TOP jockey Robert Winston has talked of his battle with the bottle after the horror fall which almost cost him his life at a Scottish racecourse.

The York-based rider, who was in the frame for the jockey's championship until fracturing his jaw at Ayr in August, revealed he had to check into an addiction treatment centre in Ireland in October to beat his boozing.

In an interview with Evening Press racing journalist Tom O'Ryan in the Racing Post, Mr Winston said his problems with alcohol came to the boil after that horrific accident - when he was kicked in the face by a horse after falling from his own mount - when he found himself with too much time on his hands.

But he said that was the culmination of a number of alcohol-related incidents, which led him on a "very slippery slope".

Mr Winston, who lives in Huntington, said he came to his senses after he climbed up a drainpipe at the back of Malton cinema and smashed a CCTV camera, for which he was being interviewed by police today.

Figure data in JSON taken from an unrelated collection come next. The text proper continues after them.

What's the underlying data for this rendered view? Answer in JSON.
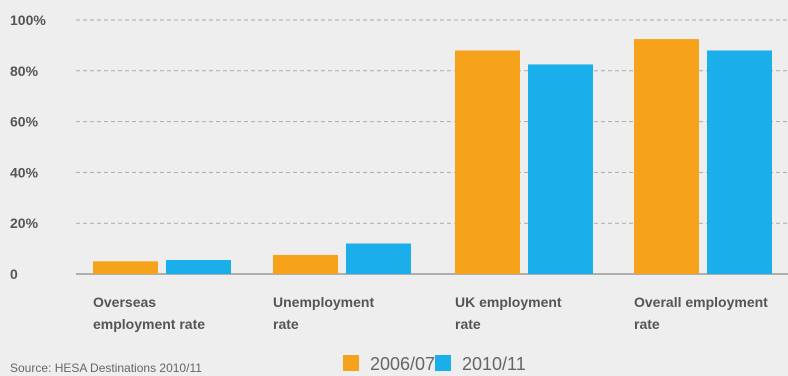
{
  "chart_data": {
    "type": "bar",
    "categories": [
      [
        "Overseas",
        "employment rate"
      ],
      [
        "Unemployment",
        "rate"
      ],
      [
        "UK employment",
        "rate"
      ],
      [
        "Overall employment",
        "rate"
      ]
    ],
    "series": [
      {
        "name": "2006/07",
        "color": "#f7a21b",
        "values": [
          5,
          7.5,
          88,
          92.5
        ]
      },
      {
        "name": "2010/11",
        "color": "#1aaeea",
        "values": [
          5.5,
          12,
          82.5,
          88
        ]
      }
    ],
    "yticks": [
      "0",
      "20%",
      "40%",
      "60%",
      "80%",
      "100%"
    ],
    "ylim": [
      0,
      100
    ],
    "grid": true,
    "legend_position": "bottom-center",
    "source": "Source: HESA Destinations 2010/11"
  },
  "colors": {
    "background": "#eeeeee",
    "grid": "#aaaaaa",
    "axis": "#999999",
    "text": "#555555"
  }
}
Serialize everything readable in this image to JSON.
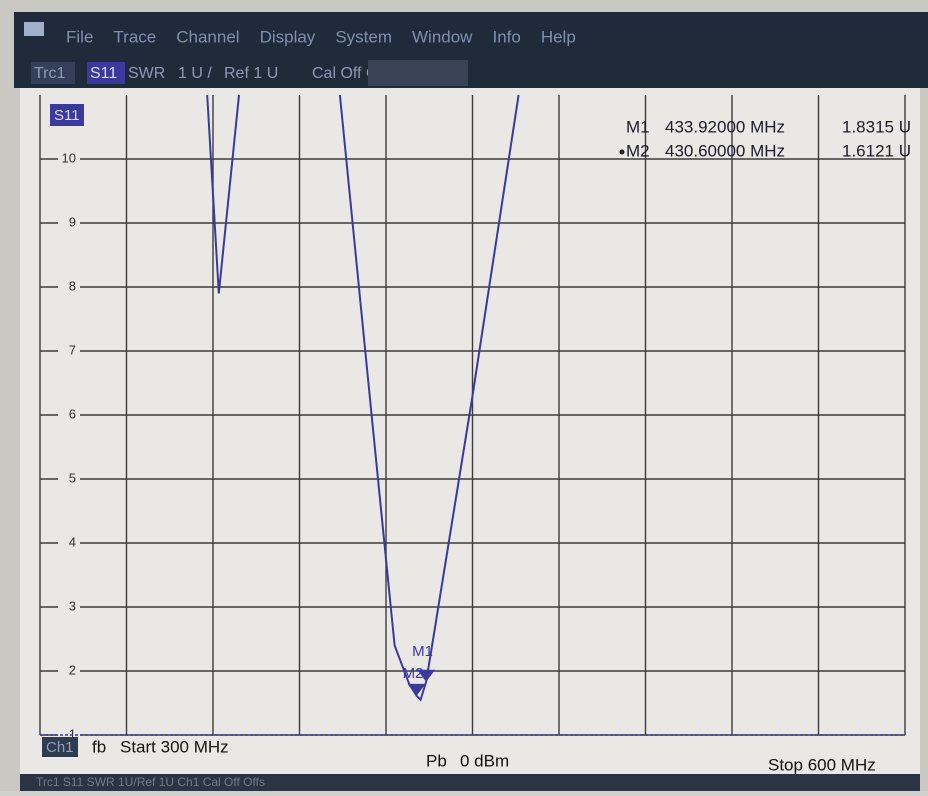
{
  "menu": [
    "File",
    "Trace",
    "Channel",
    "Display",
    "System",
    "Window",
    "Info",
    "Help"
  ],
  "trace_bar": [
    "Trc1",
    "S11",
    "SWR",
    "1 U /",
    "Ref 1 U",
    "Cal Off Offs"
  ],
  "chart_data": {
    "type": "line",
    "trace_label": "S11",
    "color": "#3b3a9c",
    "x": [
      358,
      362,
      369,
      380,
      404,
      415,
      423,
      428,
      430.6,
      432,
      433.92,
      436,
      450,
      466
    ],
    "values": [
      11,
      7.9,
      11,
      null,
      11,
      6,
      2.4,
      1.8,
      1.6121,
      1.55,
      1.8315,
      2.4,
      6.3,
      11
    ],
    "xlim": [
      300,
      600
    ],
    "xticks": [
      300,
      330,
      360,
      390,
      420,
      450,
      480,
      510,
      540,
      570,
      600
    ],
    "ylim": [
      1,
      11
    ],
    "yticks": [
      1,
      2,
      3,
      4,
      5,
      6,
      7,
      8,
      9,
      10
    ],
    "grid": true,
    "active_marker": 1,
    "markers": [
      {
        "name": "M1",
        "x": {
          "value": 433.92,
          "label": "433.92000 MHz"
        },
        "y": {
          "value": 1.8315,
          "label": "1.8315 U"
        }
      },
      {
        "name": "M2",
        "x": {
          "value": 430.6,
          "label": "430.60000 MHz"
        },
        "y": {
          "value": 1.6121,
          "label": "1.6121 U"
        }
      }
    ]
  },
  "footer": {
    "channel": "Ch1",
    "fb": "fb",
    "start": "Start 300 MHz",
    "pb": "Pb",
    "power": "0 dBm",
    "stop": "Stop 600 MHz"
  },
  "status_bar": "Trc1  S11  SWR  1U/Ref 1U  Ch1  Cal Off Offs"
}
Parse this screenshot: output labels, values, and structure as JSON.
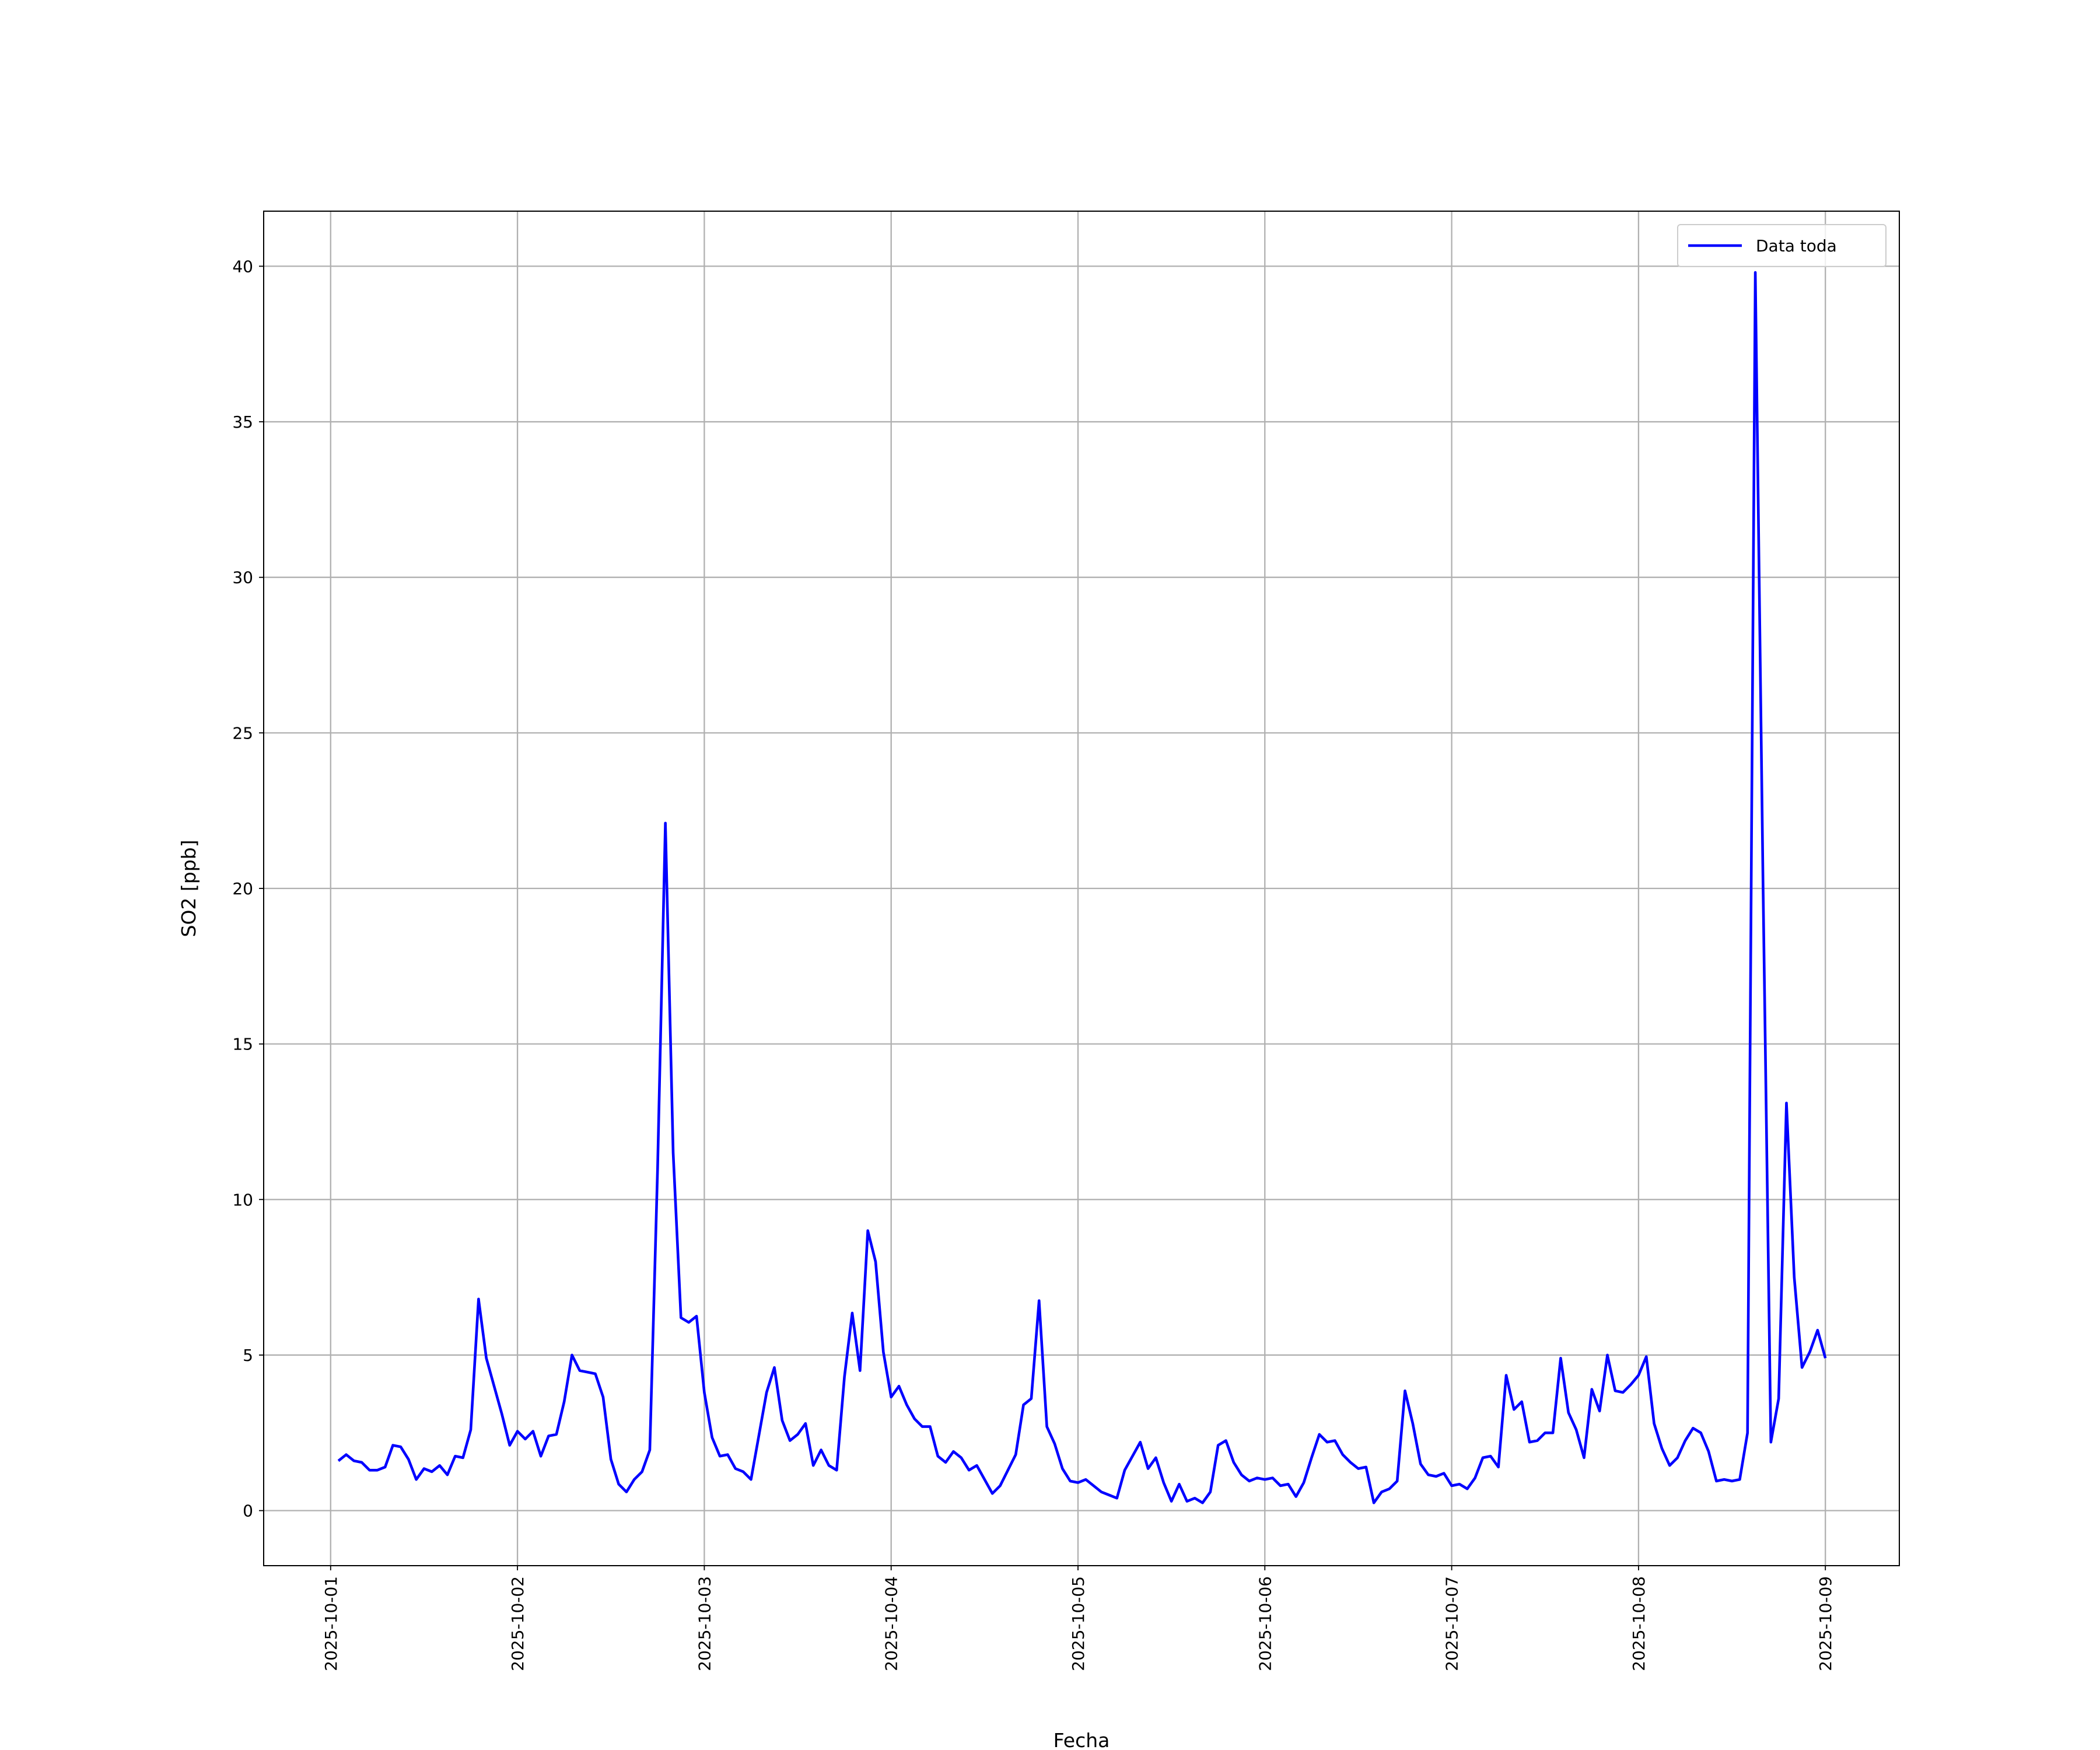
{
  "chart_data": {
    "type": "line",
    "xlabel": "Fecha",
    "ylabel": "SO2 [ppb]",
    "x": [
      1,
      2,
      3,
      4,
      5,
      6,
      7,
      8,
      9,
      10,
      11,
      12,
      13,
      14,
      15,
      16,
      17,
      18,
      19,
      20,
      21,
      22,
      23,
      24,
      25,
      26,
      27,
      28,
      29,
      30,
      31,
      32,
      33,
      34,
      35,
      36,
      37,
      38,
      39,
      40,
      41,
      42,
      43,
      44,
      45,
      46,
      47,
      48,
      49,
      50,
      51,
      52,
      53,
      54,
      55,
      56,
      57,
      58,
      59,
      60,
      61,
      62,
      63,
      64,
      65,
      66,
      67,
      68,
      69,
      70,
      71,
      72,
      73,
      74,
      75,
      76,
      77,
      78,
      79,
      80,
      81,
      82,
      83,
      84,
      85,
      86,
      87,
      88,
      89,
      90,
      91,
      92,
      93,
      94,
      95,
      96,
      97,
      98,
      99,
      100,
      101,
      102,
      103,
      104,
      105,
      106,
      107,
      108,
      109,
      110,
      111,
      112,
      113,
      114,
      115,
      116,
      117,
      118,
      119,
      120,
      121,
      122,
      123,
      124,
      125,
      126,
      127,
      128,
      129,
      130,
      131,
      132,
      133,
      134,
      135,
      136,
      137,
      138,
      139,
      140,
      141,
      142,
      143,
      144,
      145,
      146,
      147,
      148,
      149,
      150,
      151,
      152,
      153,
      154,
      155,
      156,
      157,
      158,
      159,
      160,
      161,
      162,
      163,
      164,
      165,
      166,
      167,
      168,
      169,
      170,
      171,
      172,
      173,
      174,
      175,
      176,
      177,
      178,
      179,
      180,
      181,
      182,
      183,
      184,
      185,
      186,
      187,
      188,
      189,
      190,
      191,
      192
    ],
    "series": [
      {
        "name": "Data toda",
        "color": "#0000ff",
        "values": [
          1.6,
          1.8,
          1.6,
          1.55,
          1.3,
          1.3,
          1.4,
          2.1,
          2.05,
          1.65,
          1.0,
          1.35,
          1.25,
          1.45,
          1.15,
          1.75,
          1.7,
          2.6,
          6.8,
          4.9,
          4.0,
          3.1,
          2.1,
          2.55,
          2.3,
          2.55,
          1.75,
          2.4,
          2.45,
          3.5,
          5.0,
          4.5,
          4.45,
          4.4,
          3.65,
          1.65,
          0.85,
          0.6,
          1.0,
          1.25,
          1.95,
          11,
          22.1,
          11.5,
          6.2,
          6.05,
          6.25,
          3.8,
          2.35,
          1.75,
          1.8,
          1.35,
          1.25,
          1.0,
          2.4,
          3.8,
          4.6,
          2.9,
          2.25,
          2.45,
          2.8,
          1.45,
          1.95,
          1.45,
          1.3,
          4.3,
          6.35,
          4.5,
          9.0,
          8.0,
          5.1,
          3.65,
          4.0,
          3.4,
          2.95,
          2.7,
          2.7,
          1.75,
          1.55,
          1.9,
          1.7,
          1.3,
          1.45,
          1.0,
          0.55,
          0.8,
          1.3,
          1.8,
          3.4,
          3.6,
          6.75,
          2.7,
          2.15,
          1.35,
          0.95,
          0.9,
          1.0,
          0.8,
          0.6,
          0.5,
          0.4,
          1.3,
          1.75,
          2.2,
          1.35,
          1.7,
          0.9,
          0.3,
          0.85,
          0.3,
          0.4,
          0.25,
          0.6,
          2.1,
          2.25,
          1.55,
          1.15,
          0.95,
          1.05,
          1.0,
          1.05,
          0.8,
          0.85,
          0.45,
          0.9,
          1.7,
          2.45,
          2.2,
          2.25,
          1.8,
          1.55,
          1.35,
          1.4,
          0.25,
          0.6,
          0.7,
          0.95,
          3.85,
          2.8,
          1.5,
          1.15,
          1.1,
          1.2,
          0.8,
          0.85,
          0.7,
          1.05,
          1.7,
          1.75,
          1.4,
          4.35,
          3.25,
          3.5,
          2.2,
          2.25,
          2.5,
          2.5,
          4.9,
          3.15,
          2.6,
          1.7,
          3.9,
          3.2,
          5.0,
          3.85,
          3.8,
          4.05,
          4.35,
          4.95,
          2.8,
          2.0,
          1.45,
          1.7,
          2.25,
          2.65,
          2.5,
          1.9,
          0.95,
          1.0,
          0.95,
          1.0,
          2.5,
          39.8,
          20,
          2.2,
          3.6,
          13.1,
          7.5,
          4.6,
          5.1,
          5.8,
          4.9
        ]
      }
    ],
    "xlim": [
      -8.6,
      201.5
    ],
    "xticks": [
      {
        "value": 0,
        "label": "2025-10-01"
      },
      {
        "value": 24,
        "label": "2025-10-02"
      },
      {
        "value": 48,
        "label": "2025-10-03"
      },
      {
        "value": 72,
        "label": "2025-10-04"
      },
      {
        "value": 96,
        "label": "2025-10-05"
      },
      {
        "value": 120,
        "label": "2025-10-06"
      },
      {
        "value": 144,
        "label": "2025-10-07"
      },
      {
        "value": 168,
        "label": "2025-10-08"
      },
      {
        "value": 192,
        "label": "2025-10-09"
      }
    ],
    "ylim": [
      -1.77,
      41.77
    ],
    "yticks": [
      0,
      5,
      10,
      15,
      20,
      25,
      30,
      35,
      40
    ],
    "grid": true,
    "legend": "upper right"
  }
}
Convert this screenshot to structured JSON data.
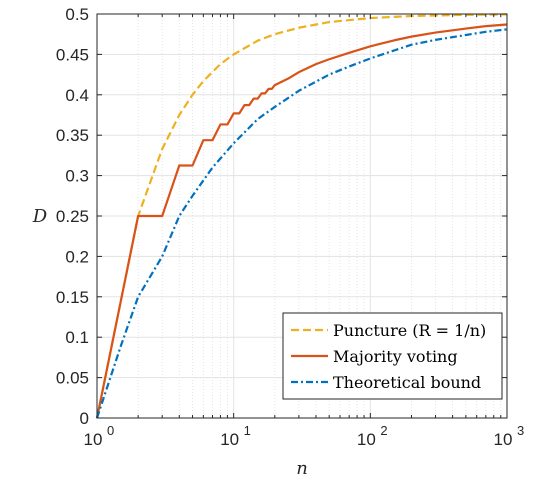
{
  "chart_data": {
    "type": "line",
    "xscale": "log",
    "xlim": [
      1,
      1000
    ],
    "ylim": [
      0,
      0.5
    ],
    "xlabel": "n",
    "ylabel": "D",
    "grid": true,
    "legend_position": "bottom-right",
    "yticks": [
      "0",
      "0.05",
      "0.1",
      "0.15",
      "0.2",
      "0.25",
      "0.3",
      "0.35",
      "0.4",
      "0.45",
      "0.5"
    ],
    "xticks": [
      {
        "base": "10",
        "exp": "0"
      },
      {
        "base": "10",
        "exp": "1"
      },
      {
        "base": "10",
        "exp": "2"
      },
      {
        "base": "10",
        "exp": "3"
      }
    ],
    "series": [
      {
        "name": "Puncture (R = 1/n)",
        "legend_label": "Puncture (R = 1/n)",
        "color": "#EDB120",
        "style": "dashed",
        "x": [
          1,
          2,
          3,
          4,
          5,
          6,
          8,
          10,
          15,
          20,
          30,
          50,
          100,
          200,
          500,
          1000
        ],
        "y": [
          0,
          0.25,
          0.333,
          0.375,
          0.4,
          0.417,
          0.438,
          0.45,
          0.467,
          0.475,
          0.483,
          0.49,
          0.495,
          0.4975,
          0.499,
          0.4995
        ]
      },
      {
        "name": "Majority voting",
        "legend_label": "Majority voting",
        "color": "#D95319",
        "style": "solid",
        "x": [
          1,
          2,
          3,
          4,
          5,
          6,
          7,
          8,
          9,
          10,
          11,
          12,
          13,
          14,
          15,
          16,
          17,
          18,
          19,
          20,
          25,
          30,
          40,
          50,
          70,
          100,
          150,
          200,
          300,
          500,
          700,
          1000
        ],
        "y": [
          0,
          0.25,
          0.25,
          0.3125,
          0.3125,
          0.3438,
          0.3438,
          0.3633,
          0.3633,
          0.377,
          0.377,
          0.3872,
          0.3872,
          0.3953,
          0.3953,
          0.4018,
          0.4018,
          0.4073,
          0.4073,
          0.412,
          0.42,
          0.428,
          0.438,
          0.444,
          0.452,
          0.46,
          0.4675,
          0.472,
          0.477,
          0.482,
          0.485,
          0.487
        ]
      },
      {
        "name": "Theoretical bound",
        "legend_label": "Theoretical bound",
        "color": "#0072BD",
        "style": "dashdot",
        "x": [
          1,
          1.5,
          2,
          3,
          4,
          5,
          7,
          10,
          15,
          20,
          30,
          50,
          70,
          100,
          150,
          200,
          300,
          500,
          700,
          1000
        ],
        "y": [
          0,
          0.09,
          0.15,
          0.2,
          0.25,
          0.275,
          0.31,
          0.34,
          0.37,
          0.385,
          0.405,
          0.425,
          0.435,
          0.445,
          0.455,
          0.462,
          0.468,
          0.474,
          0.478,
          0.481
        ]
      }
    ]
  }
}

"I was drinking myself to death.

"I just couldn't control it, couldn't stop. There was no way I could have just a couple of drinks; I just wouldn't go home. I had no respect for myself, or for anyone around me," the 26-year-old jockey said.

"They say you don't have to label yourself, but I know that I was in the chronic stage of alcoholism.

"I'm not the first jockey who has had problems with alcohol and I won't be the last.

"What I am pleased about is that I've finally gone and done something about it."

Of his stay at the Aiseri Addiction Treatment Centre, in Cahir, County Tipperary, Ireland, he said: "I went in there very low, as low as I could possibly be.

"I found myself in a big, black hole and I needed to get out of it.

"I had a lot of baggage and a lot of problems to solve, some going back years.

"It was hard, especially the first couple of weeks, but I knew I had to do it."

Mr Winston is on police bail until March in connection with City of London Police's probe into alleged corruption and race fixing. He denies any wrong-doing.

But he said: "I've not felt as well as I do now for at least four or five years.

"I'm like a new man. I am more determined than ever.

"My aim is not to pick up a drink ever again.

"But I can't say for sure I will achieve that. I've just got to take it day by day.

"And every day I don't pick up a drink is a good day."